私の目の前で、上着を脱ぎ去った妻は、薄いネグリジェ姿でその場に立ち尽くしている。睥睨しているという表現がぴったりのように感じた私は、溢れ出してきた大量の唾を飲み込み、とっさに訊ねた。


「さっきの電話、聞いてた?」


 聞いていたらどうだということはないのだが、間がもたなかったのだ。

 妻は、そんな私の心情を知ってか知らずか、そっと私の隣に腰を下ろした。私は反射的に身を寄せ、肩を抱いた。妻も体をすり寄せて来る。私は彼女のももに手をやり、そのまま自然な仕草で、内側まで手を伸ばした。

 私のあごに、妻の白い手がそっと触れる。冷たい。

 思わず手を引っ込めると、そのまま体を寄せてきた妻に押し倒された。柔らかい肉の感触が、太ももから胸にかけて広がる。私の頬に妻の額が触れ、その長く乱れた髪が私の顔の皮膚をくすぐる。

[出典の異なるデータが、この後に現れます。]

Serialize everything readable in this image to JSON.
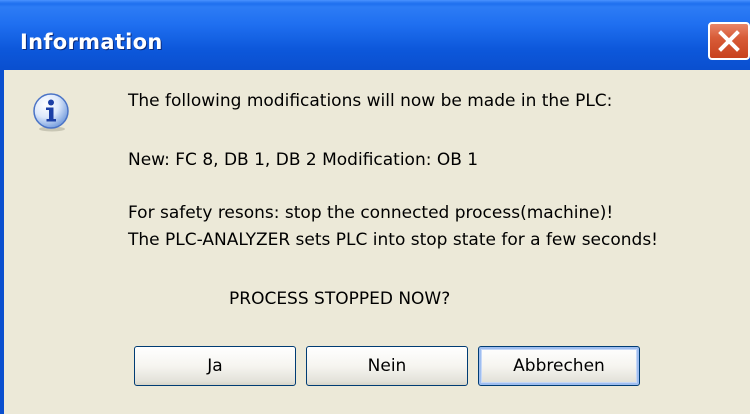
{
  "window": {
    "title": "Information",
    "close_label": "Close"
  },
  "icon": {
    "name": "info-icon",
    "glyph": "i"
  },
  "message": {
    "line1": "The following modifications will now be made in the PLC:",
    "line2": "New: FC 8, DB 1, DB 2    Modification: OB 1",
    "line3": "For safety resons: stop the connected process(machine)!",
    "line4": "The PLC-ANALYZER sets PLC into stop state for a few seconds!",
    "question": "PROCESS STOPPED NOW?"
  },
  "buttons": {
    "yes": "Ja",
    "no": "Nein",
    "cancel": "Abbrechen"
  },
  "colors": {
    "titlebar": "#0a58db",
    "client_bg": "#ece9d8",
    "close_button": "#d85c38"
  }
}
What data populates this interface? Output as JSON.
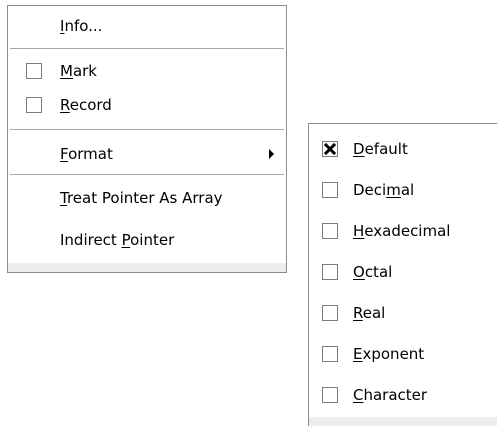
{
  "main_menu": {
    "items": [
      {
        "pre": "",
        "mn": "I",
        "post": "nfo..."
      },
      {
        "pre": "",
        "mn": "M",
        "post": "ark",
        "checked": false
      },
      {
        "pre": "",
        "mn": "R",
        "post": "ecord",
        "checked": false
      },
      {
        "pre": "",
        "mn": "F",
        "post": "ormat",
        "has_submenu": true
      },
      {
        "pre": "",
        "mn": "T",
        "post": "reat Pointer As Array"
      },
      {
        "pre": "Indirect ",
        "mn": "P",
        "post": "ointer"
      }
    ]
  },
  "format_submenu": {
    "items": [
      {
        "pre": "",
        "mn": "D",
        "post": "efault",
        "checked": true
      },
      {
        "pre": "Deci",
        "mn": "m",
        "post": "al",
        "checked": false
      },
      {
        "pre": "",
        "mn": "H",
        "post": "exadecimal",
        "checked": false
      },
      {
        "pre": "",
        "mn": "O",
        "post": "ctal",
        "checked": false
      },
      {
        "pre": "",
        "mn": "R",
        "post": "eal",
        "checked": false
      },
      {
        "pre": "",
        "mn": "E",
        "post": "xponent",
        "checked": false
      },
      {
        "pre": "",
        "mn": "C",
        "post": "haracter",
        "checked": false
      }
    ]
  },
  "colors": {
    "menu_border": "#8c8c8c",
    "separator": "#a8a8a8",
    "bottom_strip": "#ededed",
    "checkbox_border": "#7c7c7c"
  },
  "icons": {
    "submenu_arrow": "triangle-right-icon",
    "checkmark": "x-checkmark-icon"
  }
}
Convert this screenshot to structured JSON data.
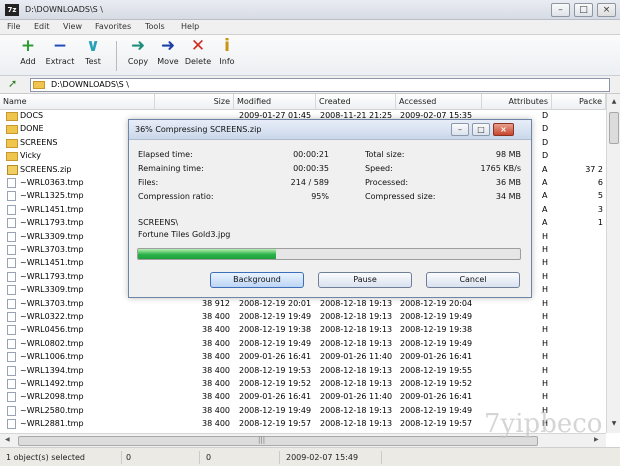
{
  "window": {
    "title": "D:\\DOWNLOADS\\S \\",
    "min": "–",
    "max": "□",
    "close": "×"
  },
  "menu": [
    "File",
    "Edit",
    "View",
    "Favorites",
    "Tools",
    "Help"
  ],
  "toolbar": [
    {
      "label": "Add",
      "icon": "+",
      "color": "#2d9d34"
    },
    {
      "label": "Extract",
      "icon": "−",
      "color": "#2049b9"
    },
    {
      "label": "Test",
      "icon": "∨",
      "color": "#27a0b8"
    },
    {
      "label": "Copy",
      "icon": "➜",
      "color": "#1d8f7c"
    },
    {
      "label": "Move",
      "icon": "➜",
      "color": "#1d3fa8"
    },
    {
      "label": "Delete",
      "icon": "✕",
      "color": "#d12b22"
    },
    {
      "label": "Info",
      "icon": "i",
      "color": "#c79510"
    }
  ],
  "address": {
    "path": "D:\\DOWNLOADS\\S \\"
  },
  "columns": {
    "name": "Name",
    "size": "Size",
    "modified": "Modified",
    "created": "Created",
    "accessed": "Accessed",
    "attributes": "Attributes",
    "packed": "Packe"
  },
  "files": [
    {
      "name": "DOCS",
      "type": "folder",
      "size": "",
      "modified": "2009-01-27 01:45",
      "created": "2008-11-21 21:25",
      "accessed": "2009-02-07 15:35",
      "attr": "D",
      "packed": ""
    },
    {
      "name": "DONE",
      "type": "folder",
      "size": "",
      "modified": "",
      "created": "",
      "accessed": "",
      "attr": "D",
      "packed": ""
    },
    {
      "name": "SCREENS",
      "type": "folder",
      "size": "",
      "modified": "",
      "created": "",
      "accessed": "",
      "attr": "D",
      "packed": ""
    },
    {
      "name": "Vicky",
      "type": "folder",
      "size": "",
      "modified": "",
      "created": "",
      "accessed": "",
      "attr": "D",
      "packed": ""
    },
    {
      "name": "SCREENS.zip",
      "type": "zip",
      "size": "",
      "modified": "",
      "created": "",
      "accessed": "",
      "attr": "A",
      "packed": "37 2"
    },
    {
      "name": "~WRL0363.tmp",
      "type": "file",
      "size": "",
      "modified": "",
      "created": "",
      "accessed": "",
      "attr": "A",
      "packed": "6"
    },
    {
      "name": "~WRL1325.tmp",
      "type": "file",
      "size": "",
      "modified": "",
      "created": "",
      "accessed": "",
      "attr": "A",
      "packed": "5"
    },
    {
      "name": "~WRL1451.tmp",
      "type": "file",
      "size": "",
      "modified": "",
      "created": "",
      "accessed": "",
      "attr": "A",
      "packed": "3"
    },
    {
      "name": "~WRL1793.tmp",
      "type": "file",
      "size": "",
      "modified": "",
      "created": "",
      "accessed": "",
      "attr": "A",
      "packed": "1"
    },
    {
      "name": "~WRL3309.tmp",
      "type": "file",
      "size": "",
      "modified": "",
      "created": "",
      "accessed": "",
      "attr": "H",
      "packed": ""
    },
    {
      "name": "~WRL3703.tmp",
      "type": "file",
      "size": "",
      "modified": "",
      "created": "",
      "accessed": "",
      "attr": "H",
      "packed": ""
    },
    {
      "name": "~WRL1451.tmp",
      "type": "file",
      "size": "",
      "modified": "",
      "created": "",
      "accessed": "",
      "attr": "H",
      "packed": ""
    },
    {
      "name": "~WRL1793.tmp",
      "type": "file",
      "size": "",
      "modified": "",
      "created": "",
      "accessed": "",
      "attr": "H",
      "packed": ""
    },
    {
      "name": "~WRL3309.tmp",
      "type": "file",
      "size": "",
      "modified": "",
      "created": "",
      "accessed": "",
      "attr": "H",
      "packed": ""
    },
    {
      "name": "~WRL3703.tmp",
      "type": "file",
      "size": "38 912",
      "modified": "2008-12-19 20:01",
      "created": "2008-12-18 19:13",
      "accessed": "2008-12-19 20:04",
      "attr": "H",
      "packed": ""
    },
    {
      "name": "~WRL0322.tmp",
      "type": "file",
      "size": "38 400",
      "modified": "2008-12-19 19:49",
      "created": "2008-12-18 19:13",
      "accessed": "2008-12-19 19:49",
      "attr": "H",
      "packed": ""
    },
    {
      "name": "~WRL0456.tmp",
      "type": "file",
      "size": "38 400",
      "modified": "2008-12-19 19:38",
      "created": "2008-12-18 19:13",
      "accessed": "2008-12-19 19:38",
      "attr": "H",
      "packed": ""
    },
    {
      "name": "~WRL0802.tmp",
      "type": "file",
      "size": "38 400",
      "modified": "2008-12-19 19:49",
      "created": "2008-12-18 19:13",
      "accessed": "2008-12-19 19:49",
      "attr": "H",
      "packed": ""
    },
    {
      "name": "~WRL1006.tmp",
      "type": "file",
      "size": "38 400",
      "modified": "2009-01-26 16:41",
      "created": "2009-01-26 11:40",
      "accessed": "2009-01-26 16:41",
      "attr": "H",
      "packed": ""
    },
    {
      "name": "~WRL1394.tmp",
      "type": "file",
      "size": "38 400",
      "modified": "2008-12-19 19:53",
      "created": "2008-12-18 19:13",
      "accessed": "2008-12-19 19:55",
      "attr": "H",
      "packed": ""
    },
    {
      "name": "~WRL1492.tmp",
      "type": "file",
      "size": "38 400",
      "modified": "2008-12-19 19:52",
      "created": "2008-12-18 19:13",
      "accessed": "2008-12-19 19:52",
      "attr": "H",
      "packed": ""
    },
    {
      "name": "~WRL2098.tmp",
      "type": "file",
      "size": "38 400",
      "modified": "2009-01-26 16:41",
      "created": "2009-01-26 11:40",
      "accessed": "2009-01-26 16:41",
      "attr": "H",
      "packed": ""
    },
    {
      "name": "~WRL2580.tmp",
      "type": "file",
      "size": "38 400",
      "modified": "2008-12-19 19:49",
      "created": "2008-12-18 19:13",
      "accessed": "2008-12-19 19:49",
      "attr": "H",
      "packed": ""
    },
    {
      "name": "~WRL2881.tmp",
      "type": "file",
      "size": "38 400",
      "modified": "2008-12-19 19:57",
      "created": "2008-12-18 19:13",
      "accessed": "2008-12-19 19:57",
      "attr": "H",
      "packed": ""
    }
  ],
  "status": {
    "selected": "1 object(s) selected",
    "size": "0",
    "packed": "0",
    "modified": "2009-02-07 15:49"
  },
  "watermark": "7yipbeco",
  "dialog": {
    "title": "36% Compressing SCREENS.zip",
    "elapsed_label": "Elapsed time:",
    "elapsed_value": "00:00:21",
    "remaining_label": "Remaining time:",
    "remaining_value": "00:00:35",
    "files_label": "Files:",
    "files_value": "214 / 589",
    "ratio_label": "Compression ratio:",
    "ratio_value": "95%",
    "total_label": "Total size:",
    "total_value": "98 MB",
    "speed_label": "Speed:",
    "speed_value": "1765 KB/s",
    "processed_label": "Processed:",
    "processed_value": "36 MB",
    "compressed_label": "Compressed size:",
    "compressed_value": "34 MB",
    "folder_line": "SCREENS\\",
    "file_line": "Fortune Tiles Gold3.jpg",
    "progress_percent": 36,
    "background_btn": "Background",
    "pause_btn": "Pause",
    "cancel_btn": "Cancel",
    "min": "–",
    "max": "□",
    "close": "×"
  },
  "colors": {
    "folder": "#efc64d",
    "progress": "#2bb24a",
    "dialog_border": "#6d86a8"
  }
}
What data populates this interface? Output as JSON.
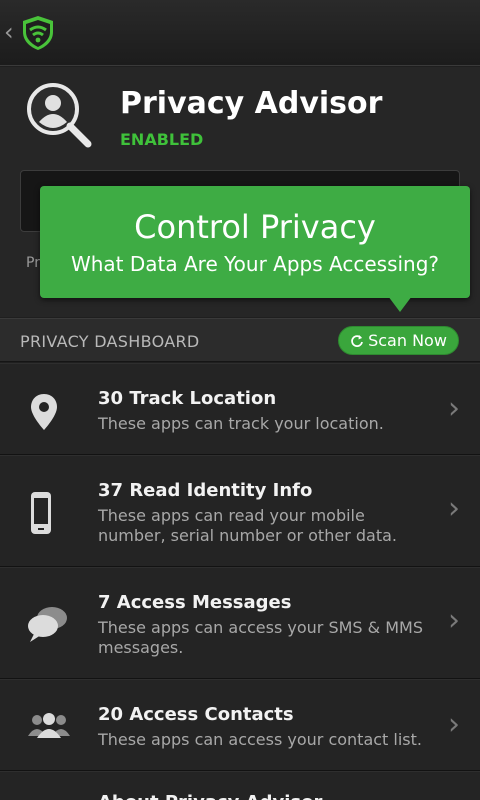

 ずりずりと体を動かし位置を整えてから、妻の顔をまさぐりあごを探す。妻は、いやいやをするように私の腕をすり抜け、そして、真上から私を見据える形になった。その異様にぎらついた視線を感じた瞬間、私の体はまるでメデューサにでも見つめられたかのように、完全に硬直した。

 そっと頭を寄せてきた妻は、私の首筋を甘噛みする。ぞくり、という言いようのない寒気が襲ってくる。どこか懐かしい感覚だ。


 ――おお、最愛の妻よ。


 私は恍惚に浸りながら、その心地よさに身をゆだねる。



 時を経るごとに、妻が痩せていくのがわかった。目元は落ち窪み、頬がこけている。かつては豊満な肉付きであったその太ももは見る影もなく骨ばってきていた。

 ベッドの上からその姿を眺めていた私は、やりきれなくなり目をそらした。溢れ出してくる涙を妻には悟られないように、そのまま背を向けた。


 相変わらず液状化は続いている。

 この薬の効果が切れることはない、ということであった。つまり、半永久的に私の体は液状化し続けるというわけだ。当初は少しずつ進歩があった。それは液状化したときの意識レベルの向上であり、また移動できる距離の増加であった。

 しかし、ある一定の水準に達してしまうとそれ以上はどうしても超えられない壁があるようであった。


 私は酒におぼれた。どちらかといえば酒には弱い部類に入るはずであった。最初はビールをがぶがぶと飲んでいた。しかし、それでは酔う前に胃の用量を振り切ってしまう。次に、ワインに手を出した。一本数百円の安物である。これはそれなりに酔うことはできたが、さめた後のやるせなさを覆い隠してしまうには、さらなる強力なアルコールが必要であった。

 目の前には、ウイスキーのボトルがある。私は震える手でそのふたに手をやる。すでに抑えきれないほどの胃のむかつきを感じてはいた。それでも、飲むしかなかった。

 琥珀色のビンには、3分の1ほど液体が残っている。その注ぎ口に直接自らの口をあてがい、一気に飲み干そうとボトルを傾けたそのとき、気配もなく近づいてきた人影によりその行為は妨げられた。すでに骨と筋が透けて見えるような哀れな姿になってしまった妻であった。

 妻は私の手からボトルを取り上げると、ふたを閉めた。そっと隣に腰を下ろし、身を寄せてきた。そのごつごつとした感触に、私はいいようもない無力感を覚え、そして強く抱き寄せた。

 妻の吐き出した空気が、私の耳に触れる。こんな姿になっても、その吐息だけは肉感的だ。そのことに思い至った瞬間、以前のふくよかな妻が脳裏に蘇り、ただ涙が溢れてきた。


「あなた」


 私はその頭を抱くことで、呼びかけに応えた。

 妻は続けて、こう言った。


「〈ロマンティック〉と、取引しましょう、あなた」


 この言葉の真意は、すぐには分からなかった。